É nesse cenário que entram sistemas de gerenciamento de carga, capazes de distribuir a energia disponível entre os veículos e reduzir o risco de sobrecarga da instalação.
A infraestrutura também pode precisar ser planejada para uma expansão futura. Em vez de adaptar a rede a cada novo morador que compra um carro elétrico, o condomínio pode estruturar previamente caminhos para cabos, quadros e sistemas de controle.
Natal já exige previsão para recarga
Na capital potiguar, a legislação urbanística já antecipou parte desse cenário.
O Código de Obras e Edificações de Natal, instituído pela Lei Complementar nº 258/2024, determina que empreendimentos residenciais multifamiliares e edificações não residenciais de grande porte tenham previsão de solução para recarga de veículos elétricos.
A exigência está no artigo 142 da legislação municipal e não se aplica a empreendimentos resultantes de programas habitacionais públicos ou subsidiados com recursos públicos. Os critérios específicos para essa solução devem seguir regulamentação própria.
A mudança mostra que a infraestrutura para veículos elétricos já começa a ser considerada uma parte permanente dos projetos imobiliários da cidade, e não apenas uma adaptação feita depois que os moradores compram os veículos.
RN já tem lei garantindo instalação individual
Além da regra urbanística de Natal, o Rio Grande do Norte passou a ter uma legislação estadual específica sobre o assunto.
A Lei nº 12.794, sancionada em 30 de junho de 2026, assegura o direito de instalação de estações individuais de recarga em edificações residenciais e comerciais.
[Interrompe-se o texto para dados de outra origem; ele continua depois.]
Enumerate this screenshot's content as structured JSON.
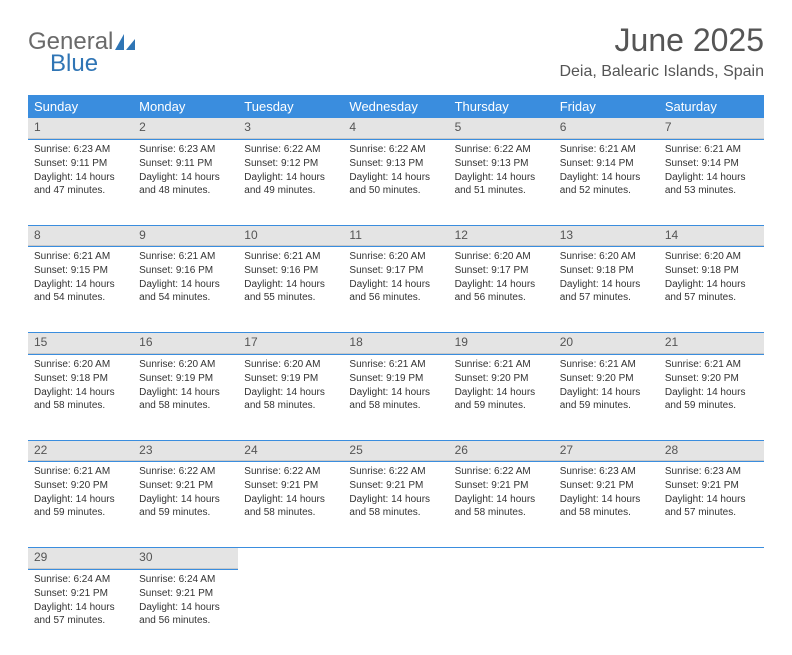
{
  "brand": {
    "part1": "General",
    "part2": "Blue"
  },
  "title": "June 2025",
  "location": "Deia, Balearic Islands, Spain",
  "colors": {
    "header_bg": "#3a8dde",
    "header_text": "#ffffff",
    "daynum_bg": "#e4e4e4",
    "body_bg": "#ffffff",
    "text": "#333333",
    "logo_gray": "#6a6a6a",
    "logo_blue": "#2f75b5",
    "border": "#3a8dde"
  },
  "weekdays": [
    "Sunday",
    "Monday",
    "Tuesday",
    "Wednesday",
    "Thursday",
    "Friday",
    "Saturday"
  ],
  "weeks": [
    [
      {
        "day": "1",
        "sunrise": "Sunrise: 6:23 AM",
        "sunset": "Sunset: 9:11 PM",
        "daylight": "Daylight: 14 hours and 47 minutes."
      },
      {
        "day": "2",
        "sunrise": "Sunrise: 6:23 AM",
        "sunset": "Sunset: 9:11 PM",
        "daylight": "Daylight: 14 hours and 48 minutes."
      },
      {
        "day": "3",
        "sunrise": "Sunrise: 6:22 AM",
        "sunset": "Sunset: 9:12 PM",
        "daylight": "Daylight: 14 hours and 49 minutes."
      },
      {
        "day": "4",
        "sunrise": "Sunrise: 6:22 AM",
        "sunset": "Sunset: 9:13 PM",
        "daylight": "Daylight: 14 hours and 50 minutes."
      },
      {
        "day": "5",
        "sunrise": "Sunrise: 6:22 AM",
        "sunset": "Sunset: 9:13 PM",
        "daylight": "Daylight: 14 hours and 51 minutes."
      },
      {
        "day": "6",
        "sunrise": "Sunrise: 6:21 AM",
        "sunset": "Sunset: 9:14 PM",
        "daylight": "Daylight: 14 hours and 52 minutes."
      },
      {
        "day": "7",
        "sunrise": "Sunrise: 6:21 AM",
        "sunset": "Sunset: 9:14 PM",
        "daylight": "Daylight: 14 hours and 53 minutes."
      }
    ],
    [
      {
        "day": "8",
        "sunrise": "Sunrise: 6:21 AM",
        "sunset": "Sunset: 9:15 PM",
        "daylight": "Daylight: 14 hours and 54 minutes."
      },
      {
        "day": "9",
        "sunrise": "Sunrise: 6:21 AM",
        "sunset": "Sunset: 9:16 PM",
        "daylight": "Daylight: 14 hours and 54 minutes."
      },
      {
        "day": "10",
        "sunrise": "Sunrise: 6:21 AM",
        "sunset": "Sunset: 9:16 PM",
        "daylight": "Daylight: 14 hours and 55 minutes."
      },
      {
        "day": "11",
        "sunrise": "Sunrise: 6:20 AM",
        "sunset": "Sunset: 9:17 PM",
        "daylight": "Daylight: 14 hours and 56 minutes."
      },
      {
        "day": "12",
        "sunrise": "Sunrise: 6:20 AM",
        "sunset": "Sunset: 9:17 PM",
        "daylight": "Daylight: 14 hours and 56 minutes."
      },
      {
        "day": "13",
        "sunrise": "Sunrise: 6:20 AM",
        "sunset": "Sunset: 9:18 PM",
        "daylight": "Daylight: 14 hours and 57 minutes."
      },
      {
        "day": "14",
        "sunrise": "Sunrise: 6:20 AM",
        "sunset": "Sunset: 9:18 PM",
        "daylight": "Daylight: 14 hours and 57 minutes."
      }
    ],
    [
      {
        "day": "15",
        "sunrise": "Sunrise: 6:20 AM",
        "sunset": "Sunset: 9:18 PM",
        "daylight": "Daylight: 14 hours and 58 minutes."
      },
      {
        "day": "16",
        "sunrise": "Sunrise: 6:20 AM",
        "sunset": "Sunset: 9:19 PM",
        "daylight": "Daylight: 14 hours and 58 minutes."
      },
      {
        "day": "17",
        "sunrise": "Sunrise: 6:20 AM",
        "sunset": "Sunset: 9:19 PM",
        "daylight": "Daylight: 14 hours and 58 minutes."
      },
      {
        "day": "18",
        "sunrise": "Sunrise: 6:21 AM",
        "sunset": "Sunset: 9:19 PM",
        "daylight": "Daylight: 14 hours and 58 minutes."
      },
      {
        "day": "19",
        "sunrise": "Sunrise: 6:21 AM",
        "sunset": "Sunset: 9:20 PM",
        "daylight": "Daylight: 14 hours and 59 minutes."
      },
      {
        "day": "20",
        "sunrise": "Sunrise: 6:21 AM",
        "sunset": "Sunset: 9:20 PM",
        "daylight": "Daylight: 14 hours and 59 minutes."
      },
      {
        "day": "21",
        "sunrise": "Sunrise: 6:21 AM",
        "sunset": "Sunset: 9:20 PM",
        "daylight": "Daylight: 14 hours and 59 minutes."
      }
    ],
    [
      {
        "day": "22",
        "sunrise": "Sunrise: 6:21 AM",
        "sunset": "Sunset: 9:20 PM",
        "daylight": "Daylight: 14 hours and 59 minutes."
      },
      {
        "day": "23",
        "sunrise": "Sunrise: 6:22 AM",
        "sunset": "Sunset: 9:21 PM",
        "daylight": "Daylight: 14 hours and 59 minutes."
      },
      {
        "day": "24",
        "sunrise": "Sunrise: 6:22 AM",
        "sunset": "Sunset: 9:21 PM",
        "daylight": "Daylight: 14 hours and 58 minutes."
      },
      {
        "day": "25",
        "sunrise": "Sunrise: 6:22 AM",
        "sunset": "Sunset: 9:21 PM",
        "daylight": "Daylight: 14 hours and 58 minutes."
      },
      {
        "day": "26",
        "sunrise": "Sunrise: 6:22 AM",
        "sunset": "Sunset: 9:21 PM",
        "daylight": "Daylight: 14 hours and 58 minutes."
      },
      {
        "day": "27",
        "sunrise": "Sunrise: 6:23 AM",
        "sunset": "Sunset: 9:21 PM",
        "daylight": "Daylight: 14 hours and 58 minutes."
      },
      {
        "day": "28",
        "sunrise": "Sunrise: 6:23 AM",
        "sunset": "Sunset: 9:21 PM",
        "daylight": "Daylight: 14 hours and 57 minutes."
      }
    ],
    [
      {
        "day": "29",
        "sunrise": "Sunrise: 6:24 AM",
        "sunset": "Sunset: 9:21 PM",
        "daylight": "Daylight: 14 hours and 57 minutes."
      },
      {
        "day": "30",
        "sunrise": "Sunrise: 6:24 AM",
        "sunset": "Sunset: 9:21 PM",
        "daylight": "Daylight: 14 hours and 56 minutes."
      },
      null,
      null,
      null,
      null,
      null
    ]
  ]
}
A norma estabelece que o proprietário deve arcar com os custos e cumprir as exigências técnicas. Também determina comunicação formal e prévia à administração do condomínio, acompanhada do projeto elaborado por profissional habilitado.
A medida foi precedida por um projeto apresentado na Assembleia Legislativa pelo deputado Neilton Diógenes. A proposta havia avançado nas comissões e posteriormente foi aprovada pelo plenário antes de se transformar em lei.
O que o morador deve fazer antes de instalar?
Para quem já possui um carro elétrico ou pretende comprar um, a instalação do carregador deve começar pela avaliação técnica, e não pela compra do equipamento.
O primeiro passo é verificar se a estrutura elétrica do apartamento e do condomínio comporta a nova carga. Em seguida, deve ser elaborado o projeto e definida a forma de medição do consumo.
O primeiro passo é verificar se a estrutura elétrica do apartamento e do condomínio comporta a nova carga.
De acordo com a legislação estadual, o processo deve observar, entre outros pontos:
Compatibilidade com a capacidade elétrica da unidade ou do condomínio;
Normas da distribuidora de energia;
Regras técnicas da ABNT;
Projeto elaborado por profissional habilitado;
Emissão de ART ou RRT;
Comunicação formal e prévia à administração;
Definição da responsabilidade pelo consumo de energia;
Cumprimento dos padrões estabelecidos pelo condomínio.
E se o condomínio se recusar?
A nova lei também trata das situações em que a administração se opõe à instalação.
Uma recusa considerada imotivada, discriminatória ou protelatória pode gerar responsabilização administrativa. A norma prevê advertência e multa conforme os critérios definidos na legislação relacionada.
Isso não significa, porém, que qualquer instalação esteja automaticamente autorizada sem avaliação. Uma eventual incompatibilidade técnica ou risco à segurança da edificação pode justificar a adoção de medidas ou a necessidade de adequações antes da instalação.
O ponto central passa a ser diferenciar uma negativa baseada em critérios técnicos de uma simples resistência à chegada da nova tecnologia.